Our escort takes to the stage and babbles out a speech about being so proud that our district is going to be represented, blah blah blah. I suppose I was meant to listen and nod compassionately, but I stuck with just compassionately nodding instead. I'd heard this speech many times before, even as a toddler my parents would take me to watch the annual procession. I looked around now for my parents, but I knew that they weren't going to be in the crowd this year. After my father got a fancy job in the Capitol and moved there permanently, the family broke apart.

Getting offered a job in another district, especially a higher one, was unheard of and in my father's words it was, "too good an opportunity to miss." When he first announced the news to me I thought it was an amazing idea, we could all go to the Capitol and live as one happy family. Funny how life turns out. My mother became strangely distant in his absence, and she spent a lot of her time obsessively cleaning, leaving me to cook and look after myself in a house that felt like it was empty even if it wasn't.

"Grey? Dear, are you here?" Hang on. I'd missed the drawing of the girl tribute, so why were they calling my name? Oh. OH. That's an interesting turn of events, no wonder I've been feeling weird all day. I brush any remaining sand particles off my dress as the district falls into silence and I stand up straight as I make my way out of the crowd. I feel some friends try to grab me, and I even hear the beginning of an "I volunteer" but I turn and shut Terra up with my expression. She's even less prepared than I am, why let her waste her life?
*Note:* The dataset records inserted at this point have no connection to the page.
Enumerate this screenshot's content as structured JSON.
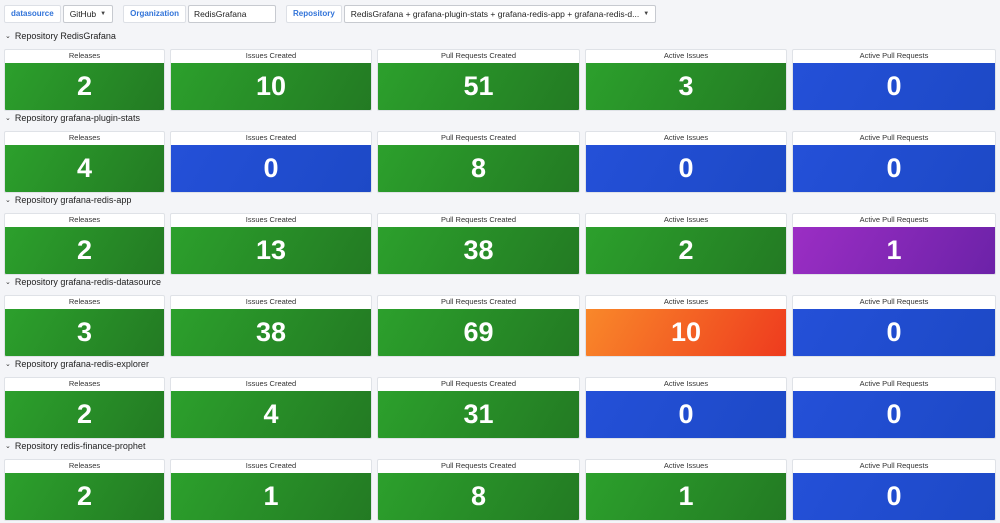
{
  "variables": {
    "datasource": {
      "label": "datasource",
      "value": "GitHub"
    },
    "organization": {
      "label": "Organization",
      "value": "RedisGrafana"
    },
    "repository": {
      "label": "Repository",
      "value": "RedisGrafana + grafana-plugin-stats + grafana-redis-app + grafana-redis-d..."
    }
  },
  "colors": {
    "green": "#2ca02c",
    "blue": "#2450d8",
    "purple": "#9b2ec4",
    "orange": "#f9882a"
  },
  "rows": [
    {
      "title": "Repository RedisGrafana",
      "panels": [
        {
          "title": "Releases",
          "value": "2",
          "color": "green"
        },
        {
          "title": "Issues Created",
          "value": "10",
          "color": "green"
        },
        {
          "title": "Pull Requests Created",
          "value": "51",
          "color": "green"
        },
        {
          "title": "Active Issues",
          "value": "3",
          "color": "green"
        },
        {
          "title": "Active Pull Requests",
          "value": "0",
          "color": "blue"
        }
      ]
    },
    {
      "title": "Repository grafana-plugin-stats",
      "panels": [
        {
          "title": "Releases",
          "value": "4",
          "color": "green"
        },
        {
          "title": "Issues Created",
          "value": "0",
          "color": "blue"
        },
        {
          "title": "Pull Requests Created",
          "value": "8",
          "color": "green"
        },
        {
          "title": "Active Issues",
          "value": "0",
          "color": "blue"
        },
        {
          "title": "Active Pull Requests",
          "value": "0",
          "color": "blue"
        }
      ]
    },
    {
      "title": "Repository grafana-redis-app",
      "panels": [
        {
          "title": "Releases",
          "value": "2",
          "color": "green"
        },
        {
          "title": "Issues Created",
          "value": "13",
          "color": "green"
        },
        {
          "title": "Pull Requests Created",
          "value": "38",
          "color": "green"
        },
        {
          "title": "Active Issues",
          "value": "2",
          "color": "green"
        },
        {
          "title": "Active Pull Requests",
          "value": "1",
          "color": "purple"
        }
      ]
    },
    {
      "title": "Repository grafana-redis-datasource",
      "panels": [
        {
          "title": "Releases",
          "value": "3",
          "color": "green"
        },
        {
          "title": "Issues Created",
          "value": "38",
          "color": "green"
        },
        {
          "title": "Pull Requests Created",
          "value": "69",
          "color": "green"
        },
        {
          "title": "Active Issues",
          "value": "10",
          "color": "orange"
        },
        {
          "title": "Active Pull Requests",
          "value": "0",
          "color": "blue"
        }
      ]
    },
    {
      "title": "Repository grafana-redis-explorer",
      "panels": [
        {
          "title": "Releases",
          "value": "2",
          "color": "green"
        },
        {
          "title": "Issues Created",
          "value": "4",
          "color": "green"
        },
        {
          "title": "Pull Requests Created",
          "value": "31",
          "color": "green"
        },
        {
          "title": "Active Issues",
          "value": "0",
          "color": "blue"
        },
        {
          "title": "Active Pull Requests",
          "value": "0",
          "color": "blue"
        }
      ]
    },
    {
      "title": "Repository redis-finance-prophet",
      "panels": [
        {
          "title": "Releases",
          "value": "2",
          "color": "green"
        },
        {
          "title": "Issues Created",
          "value": "1",
          "color": "green"
        },
        {
          "title": "Pull Requests Created",
          "value": "8",
          "color": "green"
        },
        {
          "title": "Active Issues",
          "value": "1",
          "color": "green"
        },
        {
          "title": "Active Pull Requests",
          "value": "0",
          "color": "blue"
        }
      ]
    }
  ]
}
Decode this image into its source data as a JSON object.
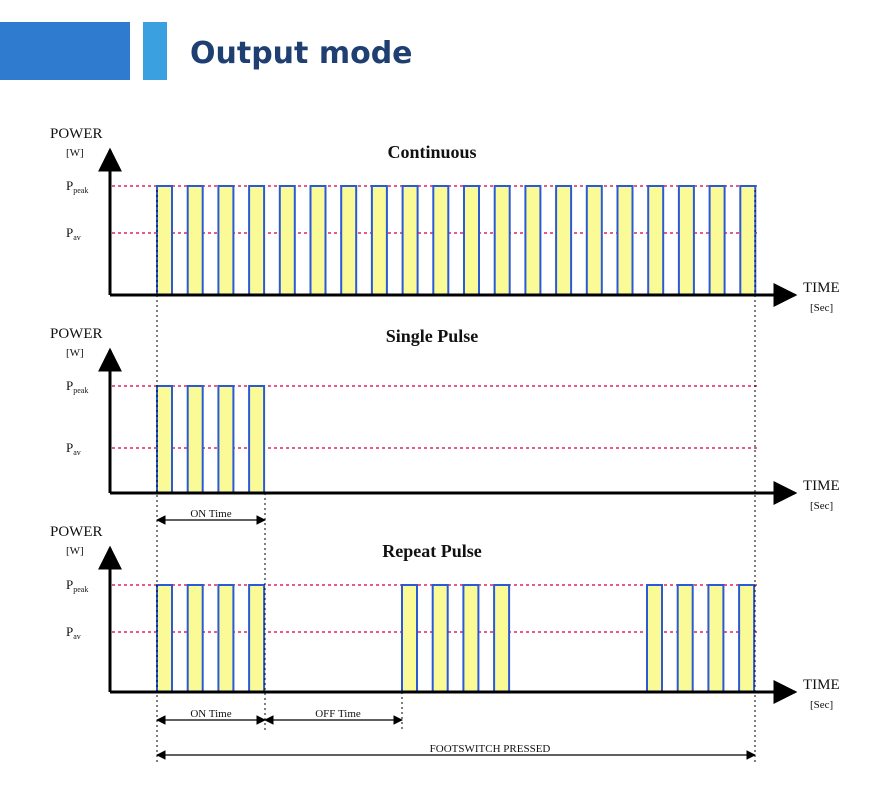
{
  "header": {
    "title": "Output mode"
  },
  "panels": [
    {
      "title": "Continuous",
      "y_label": "POWER",
      "y_unit": "[W]",
      "peak_label": {
        "main": "P",
        "sub": "peak"
      },
      "avg_label": {
        "main": "P",
        "sub": "av"
      },
      "x_label": "TIME",
      "x_unit": "[Sec]"
    },
    {
      "title": "Single Pulse",
      "y_label": "POWER",
      "y_unit": "[W]",
      "peak_label": {
        "main": "P",
        "sub": "peak"
      },
      "avg_label": {
        "main": "P",
        "sub": "av"
      },
      "x_label": "TIME",
      "x_unit": "[Sec]",
      "annotations": [
        "ON Time"
      ]
    },
    {
      "title": "Repeat Pulse",
      "y_label": "POWER",
      "y_unit": "[W]",
      "peak_label": {
        "main": "P",
        "sub": "peak"
      },
      "avg_label": {
        "main": "P",
        "sub": "av"
      },
      "x_label": "TIME",
      "x_unit": "[Sec]",
      "annotations": [
        "ON Time",
        "OFF Time",
        "FOOTSWITCH PRESSED"
      ]
    }
  ]
}
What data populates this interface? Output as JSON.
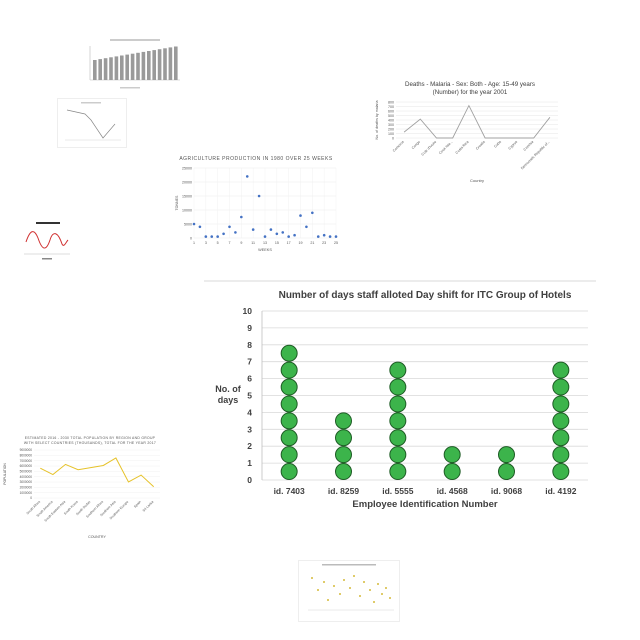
{
  "chart_data": [
    {
      "type": "scatter",
      "title": "Number of days staff alloted Day shift for ITC Group of Hotels",
      "xlabel": "Employee Identification Number",
      "ylabel": "No. of days",
      "categories": [
        "id. 7403",
        "id. 8259",
        "id. 5555",
        "id. 4568",
        "id. 9068",
        "id. 4192"
      ],
      "values": [
        8,
        4,
        7,
        2,
        2,
        7
      ],
      "ylim": [
        0,
        10
      ],
      "yticks": [
        "0",
        "1",
        "2",
        "3",
        "4",
        "5",
        "6",
        "7",
        "8",
        "9",
        "10"
      ],
      "grid": true,
      "marker_color": "#3cb44b",
      "marker_edge": "#1e5c25"
    },
    {
      "type": "line",
      "title": "Deaths - Malaria - Sex: Both - Age: 15-49 years (Number) for the year 2001",
      "title_lines": [
        "Deaths - Malaria - Sex: Both - Age: 15-49 years",
        "(Number) for the year 2001"
      ],
      "xlabel": "Country",
      "ylabel": "No. of deaths by malaria",
      "categories": [
        "Comoros",
        "Congo",
        "Cote d'Ivoire",
        "Cook Isla...",
        "Costa Rica",
        "Croatia",
        "Cuba",
        "Cyprus",
        "Czechia",
        "Democratic Republic of..."
      ],
      "values": [
        130,
        420,
        0,
        0,
        720,
        0,
        0,
        0,
        0,
        460
      ],
      "ylim": [
        0,
        800
      ],
      "yticks": [
        "0",
        "100",
        "200",
        "300",
        "400",
        "500",
        "600",
        "700",
        "800"
      ],
      "color": "#a0a0a0"
    },
    {
      "type": "scatter",
      "title": "AGRICULTURE PRODUCTION IN 1980 OVER 25 WEEKS",
      "xlabel": "WEEKS",
      "ylabel": "TONNES",
      "x": [
        1,
        2,
        3,
        4,
        5,
        6,
        7,
        8,
        9,
        10,
        11,
        12,
        13,
        14,
        15,
        16,
        17,
        18,
        19,
        20,
        21,
        22,
        23,
        24,
        25
      ],
      "y": [
        5000,
        4000,
        500,
        500,
        500,
        1500,
        4000,
        2000,
        7500,
        22000,
        3000,
        15000,
        500,
        3000,
        1500,
        2000,
        500,
        1000,
        8000,
        4000,
        9000,
        500,
        1000,
        500,
        500
      ],
      "ylim": [
        0,
        25000
      ],
      "yticks": [
        "0",
        "5000",
        "10000",
        "15000",
        "20000",
        "25000"
      ],
      "xticks": [
        "1",
        "3",
        "5",
        "7",
        "9",
        "11",
        "13",
        "15",
        "17",
        "19",
        "21",
        "23",
        "25"
      ],
      "color": "#4472c4"
    },
    {
      "type": "line",
      "title": "ESTIMATED 2016 - 2030 TOTAL POPULATION BY REGION AND GROUP WITH SELECT COUNTRIES (THOUSANDS), TOTAL FOR THE YEAR 2017",
      "title_lines": [
        "ESTIMATED 2016 - 2030 TOTAL POPULATION BY REGION AND GROUP",
        "WITH SELECT COUNTRIES (THOUSANDS), TOTAL FOR THE YEAR 2017"
      ],
      "xlabel": "COUNTRY",
      "ylabel": "POPULATION",
      "categories": [
        "South Africa",
        "South America",
        "South Eastern Asia",
        "South Korea",
        "South Sudan",
        "Southern Africa",
        "Southern Asia",
        "Southern Europe",
        "Spain",
        "Sri Lanka"
      ],
      "values": [
        5600000,
        4400000,
        6300000,
        5300000,
        5700000,
        6100000,
        7500000,
        3000000,
        4300000,
        2100000
      ],
      "ylim": [
        0,
        9000000
      ],
      "yticks": [
        "0",
        "1000000",
        "2000000",
        "3000000",
        "4000000",
        "5000000",
        "6000000",
        "7000000",
        "8000000",
        "9000000"
      ],
      "color": "#e6c229"
    }
  ]
}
My short walk to the stage feels like it is occurring underwater, everything the escort is saying sounds odd and far away. I speak my name and district into the microphone, knowing in the corner of my mind that soon the rest of Panem will be seeing a montage of all the tributes introducing themselves. I continue to stand stock still on the stage as the escort, what was her name, calls out the boy tribute. I catch Titus' gaze in the audience, and I shake my head at my friend with his mouth wide open in shock and horror. I know he wants to volunteer twice as much now, but my status as tribute ruins his plan. Only one person will come out of the 74th Hunger Games, and if I tried hard enough it might just be me, but I would never fight against Titus.

"I volunteer!" For a second I think that Titus had gone completely against my wishes and volunteered, but I realised that it is Spens who is making his way up the steps towards me. He has his signature sneer on his face when he makes eye contact with me, but it instantly turns into a bright flirtatious smile when he looks towards the camera.

"I'm Spens, District 4." He purrs, and I just know I hear Terra swoon. Well, if I died in the arena, she could have him. Lucky her.